MSOs. An MSO is a company or operating division that sells practice support services on a contractual basis to independent physician practices. Typical services include billing services, EMR platforms, accounting services, and any other shared services that are not a core patient contact activity. Typically these agreements have bidirectional service-level agreements with required performance metrics for each of the parties. HIPAA and antitrust requirements mandate strict data partition and privacy standards. MSO services can provide the foundation for data-sharing opportunities, accelerating the collaboration that will be required to compete based on value.
Other forms of contract-based integration options include physician hospital organizations (PHOs), physician recruitment programs, real estate/equipment leases, and medical directorships.
Joint Venture/Ownership-Based Arrangements
A joint venture or ownership-based arrangements involves the purchase of a common ownership interest in a business venture by a health system and a physician or physician group. The parties agree to form and operate a common enterprise and share both risks and benefits. Historically, these ventures have involved ambulatory surgery centers, imaging facilities, urgent care centers, cath labs, GI labs, and other outpatient facilities. The ventures are capital intensive and take a fair amount of time to negotiate and build out. If set up correctly with the proper buy/sell and resyndication provisions, the arrangements allow for operation as long as the services are needed and priced competitively. Properly set up, they also typically enjoy a cost advantage over facilities run by health systems, ensuring that the venture will play a continuing role in a value-based environment.

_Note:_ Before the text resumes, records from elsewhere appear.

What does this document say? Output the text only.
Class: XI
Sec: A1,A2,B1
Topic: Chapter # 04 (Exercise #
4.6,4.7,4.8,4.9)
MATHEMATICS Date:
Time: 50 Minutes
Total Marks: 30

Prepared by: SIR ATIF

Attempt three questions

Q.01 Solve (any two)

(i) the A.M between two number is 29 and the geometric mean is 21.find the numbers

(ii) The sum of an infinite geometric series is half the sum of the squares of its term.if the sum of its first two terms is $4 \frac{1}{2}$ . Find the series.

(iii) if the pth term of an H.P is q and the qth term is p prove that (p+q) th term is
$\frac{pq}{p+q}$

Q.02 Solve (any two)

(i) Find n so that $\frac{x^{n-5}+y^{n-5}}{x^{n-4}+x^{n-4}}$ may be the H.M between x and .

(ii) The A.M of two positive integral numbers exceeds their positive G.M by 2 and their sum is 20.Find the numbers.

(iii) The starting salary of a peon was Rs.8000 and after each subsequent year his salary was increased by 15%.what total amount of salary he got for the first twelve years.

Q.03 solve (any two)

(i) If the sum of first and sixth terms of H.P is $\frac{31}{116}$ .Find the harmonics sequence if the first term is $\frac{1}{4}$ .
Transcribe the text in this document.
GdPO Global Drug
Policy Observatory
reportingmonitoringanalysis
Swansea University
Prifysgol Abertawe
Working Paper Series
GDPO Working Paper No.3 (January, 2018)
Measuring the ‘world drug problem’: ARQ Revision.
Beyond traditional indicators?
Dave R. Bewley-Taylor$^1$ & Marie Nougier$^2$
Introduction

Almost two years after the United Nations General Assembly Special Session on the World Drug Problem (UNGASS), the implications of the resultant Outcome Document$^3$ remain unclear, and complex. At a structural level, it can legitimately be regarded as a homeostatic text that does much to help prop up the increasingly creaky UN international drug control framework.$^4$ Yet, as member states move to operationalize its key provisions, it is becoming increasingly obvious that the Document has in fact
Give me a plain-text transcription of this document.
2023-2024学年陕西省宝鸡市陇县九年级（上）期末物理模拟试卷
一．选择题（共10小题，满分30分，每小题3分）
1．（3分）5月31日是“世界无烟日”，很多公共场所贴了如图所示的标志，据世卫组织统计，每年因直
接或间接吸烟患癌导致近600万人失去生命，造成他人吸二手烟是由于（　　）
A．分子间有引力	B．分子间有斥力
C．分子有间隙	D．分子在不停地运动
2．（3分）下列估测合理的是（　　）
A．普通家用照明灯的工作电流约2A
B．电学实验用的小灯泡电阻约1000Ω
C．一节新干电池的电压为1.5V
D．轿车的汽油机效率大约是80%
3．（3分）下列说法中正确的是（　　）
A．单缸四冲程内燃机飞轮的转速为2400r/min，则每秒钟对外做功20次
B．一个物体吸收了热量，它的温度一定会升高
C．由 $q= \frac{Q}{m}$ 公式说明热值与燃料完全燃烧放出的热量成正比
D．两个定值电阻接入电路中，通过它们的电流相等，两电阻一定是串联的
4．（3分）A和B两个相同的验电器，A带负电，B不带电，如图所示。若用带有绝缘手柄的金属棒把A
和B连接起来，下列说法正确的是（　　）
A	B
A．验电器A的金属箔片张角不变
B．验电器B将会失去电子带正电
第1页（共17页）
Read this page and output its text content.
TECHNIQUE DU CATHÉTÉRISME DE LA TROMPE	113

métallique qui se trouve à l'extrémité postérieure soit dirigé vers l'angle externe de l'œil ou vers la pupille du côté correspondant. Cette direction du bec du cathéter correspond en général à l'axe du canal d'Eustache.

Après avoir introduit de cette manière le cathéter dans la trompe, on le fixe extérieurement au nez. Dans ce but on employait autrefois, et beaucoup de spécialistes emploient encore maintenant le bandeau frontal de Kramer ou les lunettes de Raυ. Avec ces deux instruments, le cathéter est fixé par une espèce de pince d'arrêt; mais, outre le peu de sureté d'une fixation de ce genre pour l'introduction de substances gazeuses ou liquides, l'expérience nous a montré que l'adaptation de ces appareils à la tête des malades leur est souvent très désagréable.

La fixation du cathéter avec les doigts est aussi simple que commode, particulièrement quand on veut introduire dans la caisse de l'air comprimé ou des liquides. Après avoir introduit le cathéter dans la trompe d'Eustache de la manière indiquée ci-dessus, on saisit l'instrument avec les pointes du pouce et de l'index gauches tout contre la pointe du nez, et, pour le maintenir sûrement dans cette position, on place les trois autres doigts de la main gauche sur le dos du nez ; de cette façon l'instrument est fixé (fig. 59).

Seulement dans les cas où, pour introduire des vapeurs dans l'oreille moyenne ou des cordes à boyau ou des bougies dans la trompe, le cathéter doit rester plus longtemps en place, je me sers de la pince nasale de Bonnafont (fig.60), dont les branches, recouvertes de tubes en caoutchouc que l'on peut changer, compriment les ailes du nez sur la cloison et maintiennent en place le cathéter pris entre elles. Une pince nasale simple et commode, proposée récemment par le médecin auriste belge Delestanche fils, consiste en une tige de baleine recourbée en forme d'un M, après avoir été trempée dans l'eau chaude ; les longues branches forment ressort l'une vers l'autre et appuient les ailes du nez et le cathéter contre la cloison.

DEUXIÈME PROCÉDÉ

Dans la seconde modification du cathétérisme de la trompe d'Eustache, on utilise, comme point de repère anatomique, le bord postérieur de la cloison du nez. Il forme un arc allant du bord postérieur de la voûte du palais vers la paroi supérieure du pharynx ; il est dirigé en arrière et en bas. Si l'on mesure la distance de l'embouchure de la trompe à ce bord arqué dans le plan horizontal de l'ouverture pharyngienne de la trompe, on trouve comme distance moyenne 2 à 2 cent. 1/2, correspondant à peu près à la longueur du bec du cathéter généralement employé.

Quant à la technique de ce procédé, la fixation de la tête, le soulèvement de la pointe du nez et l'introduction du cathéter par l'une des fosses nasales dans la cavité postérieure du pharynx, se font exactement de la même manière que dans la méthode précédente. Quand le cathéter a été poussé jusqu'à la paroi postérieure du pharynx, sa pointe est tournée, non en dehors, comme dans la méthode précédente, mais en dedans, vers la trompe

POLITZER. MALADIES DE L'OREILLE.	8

However, in certain markets, many of these ventures are under severe payment pressure from commercial payers, and to a lesser extent, governmental payers. As payment and margins have declined in these markets, many physician investors have chosen to sell their ownership interest back to the health systems, converting their practices to hospital-owned. This conversion of the physicians to hospital-owned status can still offer a health system an opportunity if it provides a lower-cost environment for the services or if duplicative assets can be taken out of service, making remaining operations more efficient.
Physician Employment/Practice Acquisition
Physician employment or practice acquisition may take many different forms, including direct employment by a hospital, a wholly owned tax-exempt subsidiary, a wholly owned taxable entity, an independent or joint-ventured entity, and an independent, financially aligned foundation.
Current approaches to practice acquisition are more straightforward than arrangements consummated during the 1990s. Asset-purchase agreements are the dominant structure due to tax implications and liability issues (medical malpractice and federal billing). Physician's advisers are still requesting the transactions to be equity purchases; however, equity deals are rare due to the factors mentioned previously. Regardless of the purchase structure, clinical and financial incentives must be aligned as part of the transaction structure if it is to achieve meaningful integration and alignment.